Os contratos de arrendamento anteriores a 1990 em que os inquilinos tenham mais de 65 anos, incapacidade superior a 60% ou rendimentos anuais inferiores a 5 x RMNA (Retribuição Mínima Nacional Anual, que corresponde a 14 x o salário mínimo) não transitam para o Novo Regime do Arrendamento Urbano (NRAU).

Isto significa que as rendas não podem aumentar de acordo com os coeficientes que se aplicam a outros contratos e que têm como base o valor da inflação.

A compensação por este congelamento de contratos está prevista no Orçamento do Estado para 2024 (OE 2024). Assim, os senhorios nestas condições vão ficar isentos de pagar IRS sobre os rendimentos obtidos por estes arrendamentos, enquanto estes contratos se mantiverem em vigor.

O OE 2024 também determina isenção de IMI para os imóveis em que os inquilinos fiquem no anterior regime do arrendamento urbano.

Mais Habitação e senhorios: como ficou o arrendamento forçado?

A obrigatoriedade de arrendar casas vazias há mais de dois anos foi uma das medidas mais polémicas do programa Mais Habitação, mas a versão final da lei é, afinal, diferente do se discutiu inicialmente.

A medida de arrendamento coercivo aplica-se apenas a imóveis fora do interior do país. Não abrange casas de férias, habitações de pessoas de que estejam em lares ou sejam cuidadores informais, casas de imigrantes ou de pessoas que se tenham ausentado por razões profissionais, de saúde ou formativas.

Como funciona o arrendamento forçado?

As câmaras municipais terão a responsabilidade de verificar as condições de habitabilidade dos edifícios e detetar situações de arrendamento ou subarrendamento ilegais.

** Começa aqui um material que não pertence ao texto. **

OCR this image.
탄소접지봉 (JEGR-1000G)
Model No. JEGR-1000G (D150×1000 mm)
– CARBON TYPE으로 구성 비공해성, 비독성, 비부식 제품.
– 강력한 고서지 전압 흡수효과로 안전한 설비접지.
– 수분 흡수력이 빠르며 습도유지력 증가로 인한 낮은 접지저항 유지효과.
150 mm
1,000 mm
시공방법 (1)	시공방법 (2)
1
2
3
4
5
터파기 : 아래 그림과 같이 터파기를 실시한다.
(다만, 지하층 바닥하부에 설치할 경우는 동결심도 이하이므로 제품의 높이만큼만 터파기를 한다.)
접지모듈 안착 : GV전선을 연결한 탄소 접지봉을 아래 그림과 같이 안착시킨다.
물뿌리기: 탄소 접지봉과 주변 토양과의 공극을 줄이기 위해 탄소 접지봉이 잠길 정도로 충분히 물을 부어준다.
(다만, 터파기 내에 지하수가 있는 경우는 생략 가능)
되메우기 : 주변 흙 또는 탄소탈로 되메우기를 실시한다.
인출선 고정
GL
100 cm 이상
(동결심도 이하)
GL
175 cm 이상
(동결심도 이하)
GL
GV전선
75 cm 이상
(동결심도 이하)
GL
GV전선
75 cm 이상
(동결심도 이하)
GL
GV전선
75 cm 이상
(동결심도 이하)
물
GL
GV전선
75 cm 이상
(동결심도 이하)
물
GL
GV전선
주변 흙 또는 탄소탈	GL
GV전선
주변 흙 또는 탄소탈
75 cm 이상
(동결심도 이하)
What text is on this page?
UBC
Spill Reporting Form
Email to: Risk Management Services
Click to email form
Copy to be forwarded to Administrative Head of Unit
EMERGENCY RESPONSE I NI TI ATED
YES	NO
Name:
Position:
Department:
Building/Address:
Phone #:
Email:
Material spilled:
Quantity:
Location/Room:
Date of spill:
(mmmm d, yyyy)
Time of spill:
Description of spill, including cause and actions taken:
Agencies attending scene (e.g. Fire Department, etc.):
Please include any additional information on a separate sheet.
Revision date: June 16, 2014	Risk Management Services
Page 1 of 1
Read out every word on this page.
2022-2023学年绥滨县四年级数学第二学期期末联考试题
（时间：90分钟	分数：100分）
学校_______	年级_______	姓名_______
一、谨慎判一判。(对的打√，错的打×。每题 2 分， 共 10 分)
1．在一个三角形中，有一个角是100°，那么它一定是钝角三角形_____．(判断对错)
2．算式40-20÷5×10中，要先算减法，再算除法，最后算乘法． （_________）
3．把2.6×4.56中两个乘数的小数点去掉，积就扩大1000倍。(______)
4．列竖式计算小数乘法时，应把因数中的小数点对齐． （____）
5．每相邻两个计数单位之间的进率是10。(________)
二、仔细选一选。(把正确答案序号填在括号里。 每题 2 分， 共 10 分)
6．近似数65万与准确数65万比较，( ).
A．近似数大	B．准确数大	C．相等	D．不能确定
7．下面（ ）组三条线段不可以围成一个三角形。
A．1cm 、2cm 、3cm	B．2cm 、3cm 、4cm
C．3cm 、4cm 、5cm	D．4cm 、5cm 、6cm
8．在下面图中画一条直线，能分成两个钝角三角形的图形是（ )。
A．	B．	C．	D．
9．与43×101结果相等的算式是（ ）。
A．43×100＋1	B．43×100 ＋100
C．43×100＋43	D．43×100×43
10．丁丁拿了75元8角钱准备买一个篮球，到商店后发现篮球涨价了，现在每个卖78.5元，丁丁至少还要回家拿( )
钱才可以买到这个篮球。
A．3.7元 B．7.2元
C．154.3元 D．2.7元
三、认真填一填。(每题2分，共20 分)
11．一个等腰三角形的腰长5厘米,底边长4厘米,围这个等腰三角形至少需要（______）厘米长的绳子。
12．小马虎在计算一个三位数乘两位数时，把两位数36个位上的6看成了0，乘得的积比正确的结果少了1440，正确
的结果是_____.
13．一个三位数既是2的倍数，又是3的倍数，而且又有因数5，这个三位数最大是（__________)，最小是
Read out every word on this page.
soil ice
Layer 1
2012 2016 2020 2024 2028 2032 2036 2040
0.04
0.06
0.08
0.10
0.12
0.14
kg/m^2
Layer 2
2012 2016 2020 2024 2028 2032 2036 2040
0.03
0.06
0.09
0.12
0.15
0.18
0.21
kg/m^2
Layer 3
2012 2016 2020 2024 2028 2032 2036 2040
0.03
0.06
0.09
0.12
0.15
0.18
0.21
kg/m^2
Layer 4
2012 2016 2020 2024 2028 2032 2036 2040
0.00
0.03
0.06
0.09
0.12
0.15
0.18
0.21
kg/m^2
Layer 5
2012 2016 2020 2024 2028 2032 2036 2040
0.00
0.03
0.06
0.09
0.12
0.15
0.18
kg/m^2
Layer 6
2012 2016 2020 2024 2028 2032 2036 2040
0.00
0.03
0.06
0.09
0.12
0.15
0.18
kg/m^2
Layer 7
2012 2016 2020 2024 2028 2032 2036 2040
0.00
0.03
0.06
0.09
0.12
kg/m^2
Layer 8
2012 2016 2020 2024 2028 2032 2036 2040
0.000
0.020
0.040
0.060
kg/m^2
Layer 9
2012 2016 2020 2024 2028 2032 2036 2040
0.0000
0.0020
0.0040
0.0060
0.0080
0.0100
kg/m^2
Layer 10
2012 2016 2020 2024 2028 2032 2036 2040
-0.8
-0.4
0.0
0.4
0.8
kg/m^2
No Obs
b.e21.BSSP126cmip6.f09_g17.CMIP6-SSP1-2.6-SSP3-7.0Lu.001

Perante a existência de edifícios devolutos, as câmaras notificam os proprietários para que façam as obras necessárias, deem uso ao imóvel ou apresentem uma proposta de arrendamento (com uma renda que não pode ultrapassar em mais de 30% a que seria praticada no regime de arrendamento acessível).

O proprietário tem 90 dias para responder a esta notificação. Se não o fizer, a câmara municipal pode proceder ao arrendamento forçado do imóvel ou remeter a informação ao Instituto da Habitação e Reabilitação Urbana (IHRU).

Novas regras nos despejos 

Os despejos passam a ser tratados através do Balcão do Arrendatário e do Senhorio (BAS), que notifica o inquilino para que, no prazo de 15 dias, desocupe o imóvel, pague as rendas em atraso (caso existam) ou se oponha ao despejo.

Se o inquilino não apresentar oposição no prazo estabelecido, o processo passa imediatamente ao juiz, para que este determine que o notário ou agente de execução se desloque ao imóvel e tome posse do mesmo.

Caso exista oposição, o prazo para recurso aos tribunais é de 10 dias e a audiência tem de ocorrer no prazo de 20 dias após a entrada do processo. Se o tribunal der razão ao senhorio, o inquilino tem 30 dias para desocupar a casa.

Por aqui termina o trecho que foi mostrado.